Farmaci, divulgare la cultura di quelli equivalenti - QdS

Farmaci, divulgare la cultura di quelli equivalenti

Giuseppe Lazzaro Danzuso

Farmaci, divulgare la cultura di quelli equivalenti

lunedì 18 Novembre 2019 - 11:03
Farmaci, divulgare la cultura di quelli equivalenti

Il problema è stato posto a Catania da Umberto Comberiati di Unit Generics, il quale ha sottolineato che in Italia l'utilizzo è al di sotto degli standard europei. Risparmi per il fruitore e per il Servizio sanitario nazionale

“In Italia l’utilizzo del farmaco equivalente è ben al di sotto degli standard europei. Il dato nazionale è intorno al 30%, in Sicilia siamo al 20%, contro l’oltre 50% del dato medio Continentale”.

Umberto Comberiati, Senior Director Business Unit Generics, Otc e Portofolio di Teva Italia, delinea così lo scenario riguardante i farmaci equivalenti in Italia e in Sicilia, al centro dei lavori di un convegno nella sede di Federfarma di Catania.

Un quadro in evoluzione che coinvolge figure professionali diverse come medici e farmacisti, fondamentali per sviluppare un percorso di crescita che riguardi l’Italia e in particolare la Sicilia.

“Abbiamo deciso di aprire un confronto con le istituzioni, la classe medica e i farmacisti in Sicilia – spiega Comberiati – perché siamo certi di poter aiutare il sistema sanitario regionale e nazionale ad essere più sostenibile e nel contempo per divulgare la cultura sul farmaco equivalente, passaggio chiave per provare a raggiungere gli standard continentali, attestati ben oltre il 50%”.

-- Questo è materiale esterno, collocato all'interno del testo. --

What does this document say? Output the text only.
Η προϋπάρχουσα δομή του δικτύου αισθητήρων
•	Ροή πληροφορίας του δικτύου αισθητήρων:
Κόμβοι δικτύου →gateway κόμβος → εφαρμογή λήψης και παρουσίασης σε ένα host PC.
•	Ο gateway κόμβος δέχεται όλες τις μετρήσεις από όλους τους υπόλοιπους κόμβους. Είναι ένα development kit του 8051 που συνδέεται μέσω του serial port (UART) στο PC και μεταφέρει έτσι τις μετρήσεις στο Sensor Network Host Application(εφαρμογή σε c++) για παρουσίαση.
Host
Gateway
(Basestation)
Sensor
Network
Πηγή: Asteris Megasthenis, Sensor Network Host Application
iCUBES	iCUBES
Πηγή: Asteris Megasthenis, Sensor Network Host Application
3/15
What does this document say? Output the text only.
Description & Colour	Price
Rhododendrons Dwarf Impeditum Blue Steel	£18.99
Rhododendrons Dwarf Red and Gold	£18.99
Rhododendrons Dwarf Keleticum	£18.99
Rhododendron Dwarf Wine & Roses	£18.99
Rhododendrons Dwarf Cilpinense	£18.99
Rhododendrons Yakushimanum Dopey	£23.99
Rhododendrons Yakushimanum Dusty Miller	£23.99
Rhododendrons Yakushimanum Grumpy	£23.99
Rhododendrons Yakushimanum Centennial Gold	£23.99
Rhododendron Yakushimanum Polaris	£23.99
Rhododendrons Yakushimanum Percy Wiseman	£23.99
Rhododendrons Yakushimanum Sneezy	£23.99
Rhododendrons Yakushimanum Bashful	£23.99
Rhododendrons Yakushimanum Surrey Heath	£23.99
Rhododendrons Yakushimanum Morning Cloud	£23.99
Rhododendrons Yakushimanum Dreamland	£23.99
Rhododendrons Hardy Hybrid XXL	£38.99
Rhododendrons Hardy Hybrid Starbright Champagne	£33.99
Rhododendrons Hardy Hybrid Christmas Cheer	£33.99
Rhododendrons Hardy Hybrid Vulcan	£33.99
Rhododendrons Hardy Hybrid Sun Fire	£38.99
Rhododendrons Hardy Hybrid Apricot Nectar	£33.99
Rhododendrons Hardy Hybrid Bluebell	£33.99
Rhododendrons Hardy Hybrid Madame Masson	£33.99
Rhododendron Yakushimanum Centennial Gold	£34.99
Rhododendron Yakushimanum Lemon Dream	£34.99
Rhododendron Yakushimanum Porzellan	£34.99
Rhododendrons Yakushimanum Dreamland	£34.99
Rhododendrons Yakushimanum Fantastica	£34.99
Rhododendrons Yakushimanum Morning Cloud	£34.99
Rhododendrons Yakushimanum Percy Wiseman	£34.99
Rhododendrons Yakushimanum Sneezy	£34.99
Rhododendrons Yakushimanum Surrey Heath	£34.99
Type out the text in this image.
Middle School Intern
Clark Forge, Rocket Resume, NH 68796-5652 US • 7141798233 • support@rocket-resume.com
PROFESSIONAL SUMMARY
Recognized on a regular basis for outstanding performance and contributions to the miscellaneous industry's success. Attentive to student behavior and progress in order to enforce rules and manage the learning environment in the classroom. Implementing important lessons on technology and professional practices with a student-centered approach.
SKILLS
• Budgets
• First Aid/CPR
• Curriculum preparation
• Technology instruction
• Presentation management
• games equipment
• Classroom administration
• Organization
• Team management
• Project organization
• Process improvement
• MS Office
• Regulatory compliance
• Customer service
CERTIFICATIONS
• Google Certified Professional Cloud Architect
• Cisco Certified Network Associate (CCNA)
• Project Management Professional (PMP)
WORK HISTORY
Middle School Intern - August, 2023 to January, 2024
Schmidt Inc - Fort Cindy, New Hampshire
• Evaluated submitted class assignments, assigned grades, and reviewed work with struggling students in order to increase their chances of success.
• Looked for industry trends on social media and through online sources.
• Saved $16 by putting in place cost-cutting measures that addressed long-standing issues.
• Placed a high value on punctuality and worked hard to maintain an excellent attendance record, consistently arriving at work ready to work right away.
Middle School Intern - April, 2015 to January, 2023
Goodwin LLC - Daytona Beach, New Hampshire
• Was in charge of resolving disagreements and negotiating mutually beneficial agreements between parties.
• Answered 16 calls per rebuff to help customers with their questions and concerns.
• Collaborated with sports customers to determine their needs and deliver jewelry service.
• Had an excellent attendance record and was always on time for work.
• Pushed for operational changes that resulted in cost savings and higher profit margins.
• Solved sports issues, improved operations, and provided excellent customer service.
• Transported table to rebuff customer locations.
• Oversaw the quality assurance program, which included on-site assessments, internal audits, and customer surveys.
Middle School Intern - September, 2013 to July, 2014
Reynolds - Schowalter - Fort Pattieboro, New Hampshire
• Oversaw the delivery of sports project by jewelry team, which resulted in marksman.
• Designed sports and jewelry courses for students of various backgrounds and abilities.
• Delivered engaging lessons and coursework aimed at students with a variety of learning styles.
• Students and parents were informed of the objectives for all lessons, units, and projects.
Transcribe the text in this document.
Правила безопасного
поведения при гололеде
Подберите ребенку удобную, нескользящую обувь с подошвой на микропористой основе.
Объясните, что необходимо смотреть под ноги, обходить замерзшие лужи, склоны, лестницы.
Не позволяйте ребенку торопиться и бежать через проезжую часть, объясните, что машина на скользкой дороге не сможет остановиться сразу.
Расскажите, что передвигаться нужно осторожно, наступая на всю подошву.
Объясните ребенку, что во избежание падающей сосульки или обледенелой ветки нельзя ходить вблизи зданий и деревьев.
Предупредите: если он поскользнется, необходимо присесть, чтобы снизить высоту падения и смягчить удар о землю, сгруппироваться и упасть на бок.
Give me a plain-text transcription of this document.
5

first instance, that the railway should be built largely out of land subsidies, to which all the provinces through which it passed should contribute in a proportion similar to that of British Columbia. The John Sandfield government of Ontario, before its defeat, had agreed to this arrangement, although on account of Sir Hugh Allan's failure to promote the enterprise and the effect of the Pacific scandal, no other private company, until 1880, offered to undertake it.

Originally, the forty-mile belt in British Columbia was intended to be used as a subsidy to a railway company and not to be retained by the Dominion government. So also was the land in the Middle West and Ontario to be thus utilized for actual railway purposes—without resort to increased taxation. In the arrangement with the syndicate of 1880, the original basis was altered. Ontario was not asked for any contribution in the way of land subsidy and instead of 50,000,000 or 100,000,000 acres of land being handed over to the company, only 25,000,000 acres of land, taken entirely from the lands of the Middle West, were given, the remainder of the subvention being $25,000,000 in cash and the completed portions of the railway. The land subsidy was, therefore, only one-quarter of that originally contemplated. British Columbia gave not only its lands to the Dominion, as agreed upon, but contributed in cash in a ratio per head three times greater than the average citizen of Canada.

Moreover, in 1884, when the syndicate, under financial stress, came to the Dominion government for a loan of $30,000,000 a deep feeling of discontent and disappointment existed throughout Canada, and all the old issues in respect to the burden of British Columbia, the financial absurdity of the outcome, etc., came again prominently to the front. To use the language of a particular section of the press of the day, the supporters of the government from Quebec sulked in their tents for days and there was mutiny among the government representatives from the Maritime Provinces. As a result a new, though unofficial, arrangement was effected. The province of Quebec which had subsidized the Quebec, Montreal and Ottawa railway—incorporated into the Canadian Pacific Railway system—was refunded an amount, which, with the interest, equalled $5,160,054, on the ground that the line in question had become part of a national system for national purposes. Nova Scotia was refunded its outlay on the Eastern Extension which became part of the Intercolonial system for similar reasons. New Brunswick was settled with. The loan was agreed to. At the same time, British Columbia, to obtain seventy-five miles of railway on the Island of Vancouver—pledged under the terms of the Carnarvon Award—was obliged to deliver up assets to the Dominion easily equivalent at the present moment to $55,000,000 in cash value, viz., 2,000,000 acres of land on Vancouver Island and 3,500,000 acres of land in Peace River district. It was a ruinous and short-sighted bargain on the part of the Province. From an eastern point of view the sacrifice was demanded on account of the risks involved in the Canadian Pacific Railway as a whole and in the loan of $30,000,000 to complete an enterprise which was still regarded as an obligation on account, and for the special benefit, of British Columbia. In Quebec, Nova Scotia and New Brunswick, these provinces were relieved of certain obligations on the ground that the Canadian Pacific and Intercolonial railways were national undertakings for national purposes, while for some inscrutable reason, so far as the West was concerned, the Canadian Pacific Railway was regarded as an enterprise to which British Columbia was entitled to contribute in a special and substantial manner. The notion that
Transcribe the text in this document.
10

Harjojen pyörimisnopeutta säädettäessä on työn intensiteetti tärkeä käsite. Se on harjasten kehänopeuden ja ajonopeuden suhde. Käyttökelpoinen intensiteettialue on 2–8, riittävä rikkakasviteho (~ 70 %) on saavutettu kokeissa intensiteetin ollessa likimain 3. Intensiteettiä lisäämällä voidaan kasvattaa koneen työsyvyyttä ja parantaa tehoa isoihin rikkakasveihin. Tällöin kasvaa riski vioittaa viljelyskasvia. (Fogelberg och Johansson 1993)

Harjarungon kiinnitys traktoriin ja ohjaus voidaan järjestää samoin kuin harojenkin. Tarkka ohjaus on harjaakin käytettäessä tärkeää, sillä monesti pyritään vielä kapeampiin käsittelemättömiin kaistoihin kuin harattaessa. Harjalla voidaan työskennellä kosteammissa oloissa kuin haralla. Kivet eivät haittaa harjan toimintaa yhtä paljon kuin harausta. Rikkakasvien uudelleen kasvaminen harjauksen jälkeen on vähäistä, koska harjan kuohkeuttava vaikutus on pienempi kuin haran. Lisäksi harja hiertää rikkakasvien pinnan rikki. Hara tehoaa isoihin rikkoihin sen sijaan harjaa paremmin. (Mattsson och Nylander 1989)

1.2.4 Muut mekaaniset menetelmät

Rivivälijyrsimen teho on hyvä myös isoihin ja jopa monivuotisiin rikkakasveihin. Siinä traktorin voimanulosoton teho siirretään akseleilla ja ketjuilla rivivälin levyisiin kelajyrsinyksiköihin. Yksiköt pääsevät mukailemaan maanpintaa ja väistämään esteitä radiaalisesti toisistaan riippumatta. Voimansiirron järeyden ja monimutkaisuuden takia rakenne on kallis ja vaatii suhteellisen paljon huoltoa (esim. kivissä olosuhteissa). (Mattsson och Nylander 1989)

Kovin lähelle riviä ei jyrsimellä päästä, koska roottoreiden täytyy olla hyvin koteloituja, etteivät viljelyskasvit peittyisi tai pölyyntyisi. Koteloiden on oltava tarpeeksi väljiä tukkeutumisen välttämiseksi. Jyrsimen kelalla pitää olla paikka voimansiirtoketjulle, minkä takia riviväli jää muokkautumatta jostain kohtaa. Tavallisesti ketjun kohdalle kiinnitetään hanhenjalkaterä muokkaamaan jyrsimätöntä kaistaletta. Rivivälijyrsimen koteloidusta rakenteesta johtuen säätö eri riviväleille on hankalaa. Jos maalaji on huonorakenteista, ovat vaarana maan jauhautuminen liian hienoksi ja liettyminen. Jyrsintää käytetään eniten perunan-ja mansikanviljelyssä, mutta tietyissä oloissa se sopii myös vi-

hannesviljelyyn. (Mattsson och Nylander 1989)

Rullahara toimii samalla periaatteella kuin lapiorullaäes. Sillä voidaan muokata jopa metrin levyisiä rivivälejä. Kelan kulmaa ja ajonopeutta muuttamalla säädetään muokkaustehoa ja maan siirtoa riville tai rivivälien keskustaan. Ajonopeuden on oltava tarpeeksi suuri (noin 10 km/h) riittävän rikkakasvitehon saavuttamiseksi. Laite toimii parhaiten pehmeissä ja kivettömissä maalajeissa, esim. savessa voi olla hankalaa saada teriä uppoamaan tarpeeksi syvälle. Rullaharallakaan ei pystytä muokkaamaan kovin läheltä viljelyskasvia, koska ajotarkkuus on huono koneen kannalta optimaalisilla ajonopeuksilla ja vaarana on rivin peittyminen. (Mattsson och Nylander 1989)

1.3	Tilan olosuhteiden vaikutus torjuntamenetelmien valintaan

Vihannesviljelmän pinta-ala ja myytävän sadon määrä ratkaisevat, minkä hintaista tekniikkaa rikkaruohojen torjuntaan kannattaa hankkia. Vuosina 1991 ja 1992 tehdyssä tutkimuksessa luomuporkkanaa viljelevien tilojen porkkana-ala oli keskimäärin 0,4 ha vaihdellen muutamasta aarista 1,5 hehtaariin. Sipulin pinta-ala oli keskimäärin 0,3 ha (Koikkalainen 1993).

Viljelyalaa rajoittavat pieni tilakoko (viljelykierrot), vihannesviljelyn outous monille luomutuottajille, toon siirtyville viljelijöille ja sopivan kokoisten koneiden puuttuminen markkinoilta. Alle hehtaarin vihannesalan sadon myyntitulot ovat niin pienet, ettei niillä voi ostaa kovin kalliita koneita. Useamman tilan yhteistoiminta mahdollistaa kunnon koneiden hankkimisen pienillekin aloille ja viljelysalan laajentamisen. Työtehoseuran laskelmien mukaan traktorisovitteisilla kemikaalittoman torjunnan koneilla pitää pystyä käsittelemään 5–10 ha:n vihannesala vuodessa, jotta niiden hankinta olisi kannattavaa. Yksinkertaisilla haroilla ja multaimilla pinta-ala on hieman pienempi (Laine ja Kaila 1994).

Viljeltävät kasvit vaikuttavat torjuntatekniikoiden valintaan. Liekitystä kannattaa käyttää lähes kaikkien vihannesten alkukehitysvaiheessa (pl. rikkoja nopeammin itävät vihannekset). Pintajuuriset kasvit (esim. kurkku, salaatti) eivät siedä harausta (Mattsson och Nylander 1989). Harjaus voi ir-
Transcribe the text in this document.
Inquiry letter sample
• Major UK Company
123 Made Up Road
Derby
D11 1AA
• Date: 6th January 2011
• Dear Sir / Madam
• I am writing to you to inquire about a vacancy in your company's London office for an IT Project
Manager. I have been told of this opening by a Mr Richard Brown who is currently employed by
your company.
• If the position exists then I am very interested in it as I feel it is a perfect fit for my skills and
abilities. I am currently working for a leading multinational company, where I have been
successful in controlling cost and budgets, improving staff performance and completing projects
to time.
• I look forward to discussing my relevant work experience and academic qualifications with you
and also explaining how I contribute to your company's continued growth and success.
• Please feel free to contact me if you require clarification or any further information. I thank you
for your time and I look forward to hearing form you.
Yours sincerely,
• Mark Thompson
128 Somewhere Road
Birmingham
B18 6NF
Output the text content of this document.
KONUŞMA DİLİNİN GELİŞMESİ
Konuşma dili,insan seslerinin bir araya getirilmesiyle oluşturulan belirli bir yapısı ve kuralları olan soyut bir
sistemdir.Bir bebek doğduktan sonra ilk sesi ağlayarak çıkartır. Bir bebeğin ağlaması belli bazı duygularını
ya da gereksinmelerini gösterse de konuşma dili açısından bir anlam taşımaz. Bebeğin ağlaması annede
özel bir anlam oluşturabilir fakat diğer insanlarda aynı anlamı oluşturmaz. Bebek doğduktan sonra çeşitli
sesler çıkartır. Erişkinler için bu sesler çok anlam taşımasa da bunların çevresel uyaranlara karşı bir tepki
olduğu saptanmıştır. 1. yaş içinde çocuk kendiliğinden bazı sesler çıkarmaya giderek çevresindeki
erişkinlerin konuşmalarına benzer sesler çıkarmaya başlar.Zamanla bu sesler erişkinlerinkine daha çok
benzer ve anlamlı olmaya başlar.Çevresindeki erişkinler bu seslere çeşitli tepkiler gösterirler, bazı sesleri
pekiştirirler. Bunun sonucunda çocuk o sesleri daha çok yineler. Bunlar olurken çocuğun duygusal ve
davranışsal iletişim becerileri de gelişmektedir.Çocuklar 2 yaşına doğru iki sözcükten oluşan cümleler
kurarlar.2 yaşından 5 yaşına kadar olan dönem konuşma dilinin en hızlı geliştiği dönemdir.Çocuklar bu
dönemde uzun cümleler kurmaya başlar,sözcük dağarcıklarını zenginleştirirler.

Nicolosi, con l’equivalente risparmiano Ssn e cittadino

Il medico di famiglia e una comunicazione corretta. Per crescere in Italia e diffondersi sul territorio, il farmaco equivalente ha bisogno del contributo imprescindibile di entrambi i fattori.

A ribadirlo è il convegno sui farmaci equivalenti in Sicilia per la sostenibilità del sistema sanitario regionale in un convegno nella sede di Federfarma di Catania.

“Una comunicazione chiara – spiega Gioacchino Nicolosi, presidente di Federfarma Sicilia – è indispensabile. Chiamare ‘generico’ il farmaco equivalente era sbagliato, trasmetteva l’idea di una sottomarca. Cambiando la terminologia è cambiata anche la percezione. Farmacista e medico devono lavorare in sinergia: ciò produce un risparmio per il sistema sanitario, ma anche per lo stesso cittadino”.

“Il ruolo del medico di famiglia – sottolinea Luigi Spicola, presidente di Simg Sicilia – non può che essere fondamentale. Siamo convinti che i farmaci equivalenti abbiano pari bontà ed efficacia, quindi quando li prescriviamo lo facciamo con assoluta fiducia e la certezza di dare al nostro paziente un farmaco che svolgerà pienamente il suo ruolo al pari dei farmaci brand”.